We say this is a “diagonal normal” guide because the learned posterior is independent across the different variables a, bA, bR, bAR, sigma, that is their posterior joint covariance is a diagonal matrix. Alternatively we could have encoded a multivariate normal guide, either automatically using AutoMultivariateNormal or manually encoding a covariance structure, e.g. here’s a simple non-diagonal guide over two variables a and b:
def guide():
loc = pyro.param("loc", torch.zeros(2))
scale_tril = pyro.param(
"scale_tril", torch.eye(2), constraint=constraints.lower_cholesky
)
a = pyro.sample("a", dist.Normal(loc[0], scale_tril[0,0]))
b = pyro.sample(
"b", dist.Normal(loc[1] + a * scale_tril[1,0], scale_tril[1,1])
)
whereas the diagonal guide had no posterior dependencies between random variables, this guide has b depending on a via a * scale_tril[1,0].
More generally guides can have non-Gaussian posteriors with arbitrary dependency.

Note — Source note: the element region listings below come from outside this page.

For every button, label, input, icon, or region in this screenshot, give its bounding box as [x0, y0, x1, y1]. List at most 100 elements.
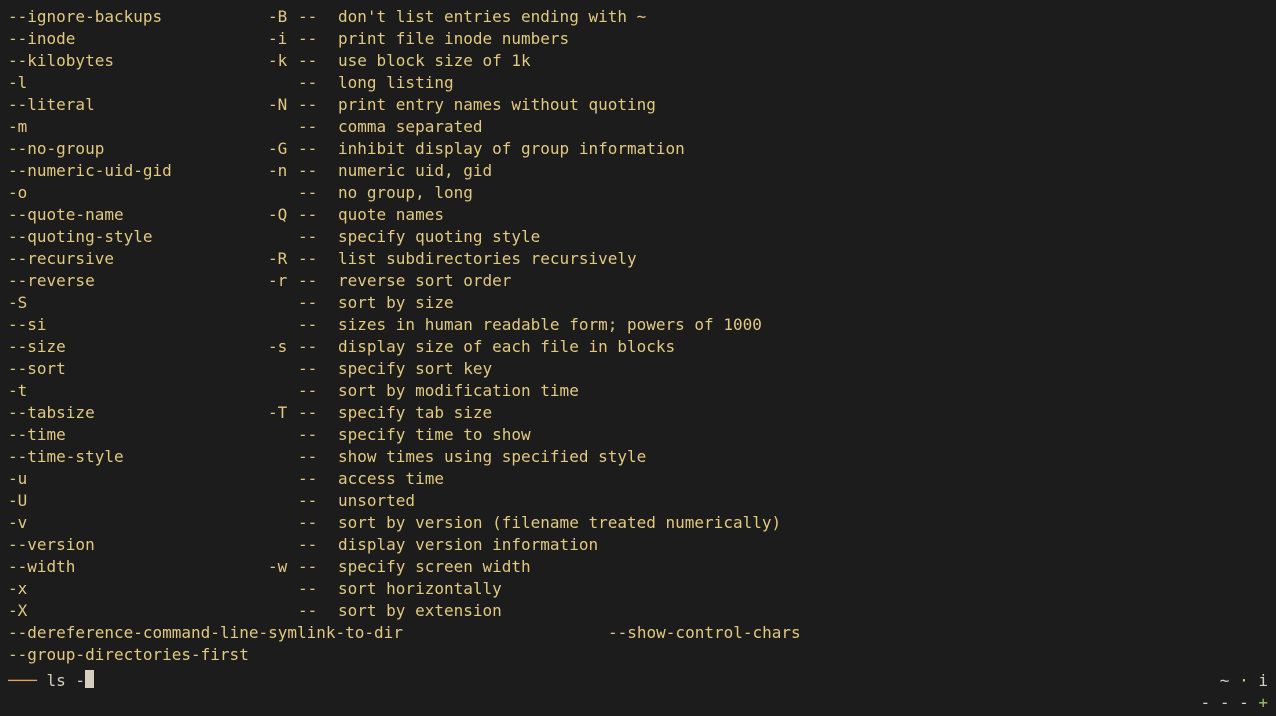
option-short: -N: [268, 94, 298, 116]
option-short: -Q: [268, 204, 298, 226]
option-description: quote names: [338, 204, 444, 226]
option-long: --tabsize: [8, 402, 268, 424]
separator-dot: ·: [1239, 671, 1249, 690]
option-description: unsorted: [338, 490, 415, 512]
terminal-output: --ignore-backups-B--don't list entries e…: [0, 0, 1276, 666]
option-separator: --: [298, 182, 338, 204]
completion-row[interactable]: --reverse-r--reverse sort order: [8, 270, 1268, 292]
completion-row[interactable]: --size-s--display size of each file in b…: [8, 336, 1268, 358]
option-long: --numeric-uid-gid: [8, 160, 268, 182]
option-long: --ignore-backups: [8, 6, 268, 28]
option-long: --size: [8, 336, 268, 358]
completion-row[interactable]: -U--unsorted: [8, 490, 1268, 512]
option-long: -m: [8, 116, 268, 138]
cursor: [85, 670, 94, 688]
option-long: --kilobytes: [8, 50, 268, 72]
extra-completions-col-2: --show-control-chars: [608, 622, 1208, 666]
option-separator: --: [298, 380, 338, 402]
option-separator: --: [298, 468, 338, 490]
option-description: no group, long: [338, 182, 473, 204]
completion-row[interactable]: -x --sort horizontally: [8, 578, 1268, 600]
option-description: long listing: [338, 72, 454, 94]
option-description: display size of each file in blocks: [338, 336, 675, 358]
completion-row[interactable]: --quote-name-Q--quote names: [8, 204, 1268, 226]
option-long: --literal: [8, 94, 268, 116]
option-description: specify tab size: [338, 402, 492, 424]
completion-row[interactable]: --time-style--show times using specified…: [8, 446, 1268, 468]
completion-row[interactable]: --group-directories-first: [8, 644, 608, 666]
completion-row[interactable]: --literal-N--print entry names without q…: [8, 94, 1268, 116]
option-long: --recursive: [8, 248, 268, 270]
completion-row[interactable]: --version--display version information: [8, 534, 1268, 556]
completion-row[interactable]: --quoting-style--specify quoting style: [8, 226, 1268, 248]
completion-row[interactable]: --inode-i--print file inode numbers: [8, 28, 1268, 50]
option-short: -G: [268, 138, 298, 160]
completion-row[interactable]: -m--comma separated: [8, 116, 1268, 138]
completion-row[interactable]: -o--no group, long: [8, 182, 1268, 204]
option-long: --time: [8, 424, 268, 446]
option-separator: --: [298, 50, 338, 72]
option-long: -x: [8, 578, 268, 600]
completion-row[interactable]: -t--sort by modification time: [8, 380, 1268, 402]
option-description: specify time to show: [338, 424, 531, 446]
option-description: sort by extension: [338, 600, 502, 622]
option-long: -u: [8, 468, 268, 490]
completion-row[interactable]: --si--sizes in human readable form; powe…: [8, 314, 1268, 336]
option-separator: --: [298, 402, 338, 424]
option-long: --version: [8, 534, 268, 556]
option-long: --inode: [8, 28, 268, 50]
option-long: -S: [8, 292, 268, 314]
completion-row[interactable]: --show-control-chars: [608, 622, 1208, 644]
option-separator: --: [298, 446, 338, 468]
option-long: --reverse: [8, 270, 268, 292]
command-input[interactable]: ls -: [47, 671, 86, 690]
option-separator: --: [298, 270, 338, 292]
option-description: comma separated: [338, 116, 483, 138]
option-separator: --: [298, 314, 338, 336]
completion-row[interactable]: --sort--specify sort key: [8, 358, 1268, 380]
option-separator: --: [298, 72, 338, 94]
completion-row[interactable]: -v--sort by version (filename treated nu…: [8, 512, 1268, 534]
completion-row[interactable]: --kilobytes-k--use block size of 1k: [8, 50, 1268, 72]
completion-row[interactable]: --no-group-G--inhibit display of group i…: [8, 138, 1268, 160]
option-description: sort horizontally: [338, 578, 502, 600]
option-long: --width: [8, 556, 268, 578]
option-separator: --: [298, 424, 338, 446]
option-separator: --: [298, 160, 338, 182]
option-description: list subdirectories recursively: [338, 248, 637, 270]
completion-row[interactable]: --time --specify time to show: [8, 424, 1268, 446]
option-short: -i: [268, 28, 298, 50]
option-separator: --: [298, 578, 338, 600]
completion-row[interactable]: --dereference-command-line-symlink-to-di…: [8, 622, 608, 644]
completion-row[interactable]: --ignore-backups-B--don't list entries e…: [8, 6, 1268, 28]
completion-row[interactable]: -X--sort by extension: [8, 600, 1268, 622]
option-long: --quoting-style: [8, 226, 268, 248]
option-separator: --: [298, 204, 338, 226]
option-separator: --: [298, 358, 338, 380]
option-long: -X: [8, 600, 268, 622]
completion-row[interactable]: --width-w--specify screen width: [8, 556, 1268, 578]
option-short: -T: [268, 402, 298, 424]
completion-row[interactable]: --numeric-uid-gid-n--numeric uid, gid: [8, 160, 1268, 182]
prompt-decoration: ───: [8, 671, 47, 690]
option-description: reverse sort order: [338, 270, 511, 292]
option-short: -s: [268, 336, 298, 358]
status-area: ~ · i ─── ls - - - - +: [0, 670, 1276, 716]
prompt-line[interactable]: ~ · i ─── ls -: [8, 670, 1268, 692]
option-description: specify screen width: [338, 556, 531, 578]
completion-row[interactable]: --tabsize-T--specify tab size: [8, 402, 1268, 424]
completion-row[interactable]: -u--access time: [8, 468, 1268, 490]
option-description: numeric uid, gid: [338, 160, 492, 182]
completion-row[interactable]: -S--sort by size: [8, 292, 1268, 314]
option-long: -U: [8, 490, 268, 512]
option-long: -l: [8, 72, 268, 94]
option-short: -R: [268, 248, 298, 270]
status-plus: +: [1258, 693, 1268, 712]
option-description: sizes in human readable form; powers of …: [338, 314, 762, 336]
completion-row[interactable]: -l --long listing: [8, 72, 1268, 94]
completion-row[interactable]: --recursive-R--list subdirectories recur…: [8, 248, 1268, 270]
option-short: -k: [268, 50, 298, 72]
option-long: --quote-name: [8, 204, 268, 226]
option-separator: --: [298, 28, 338, 50]
option-separator: --: [298, 94, 338, 116]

this is a great explanation. and thanks for sharing the non-diagonal code as well. Just to clarify something, it would have been non-diagonal even if the term for b would have been the following:
b = pyro.sample(
"b", dist.Normal(loc[1] + a , scale_tril[1,1])
)
That’s correct, that would also have been non-diagonal, just not learnably multivariate. Actually it’s pretty common to use such tricks in guides or even reparametrizing models, e.g. in non-centering transforms where a local variable is known to have prior mean equal to some global variable.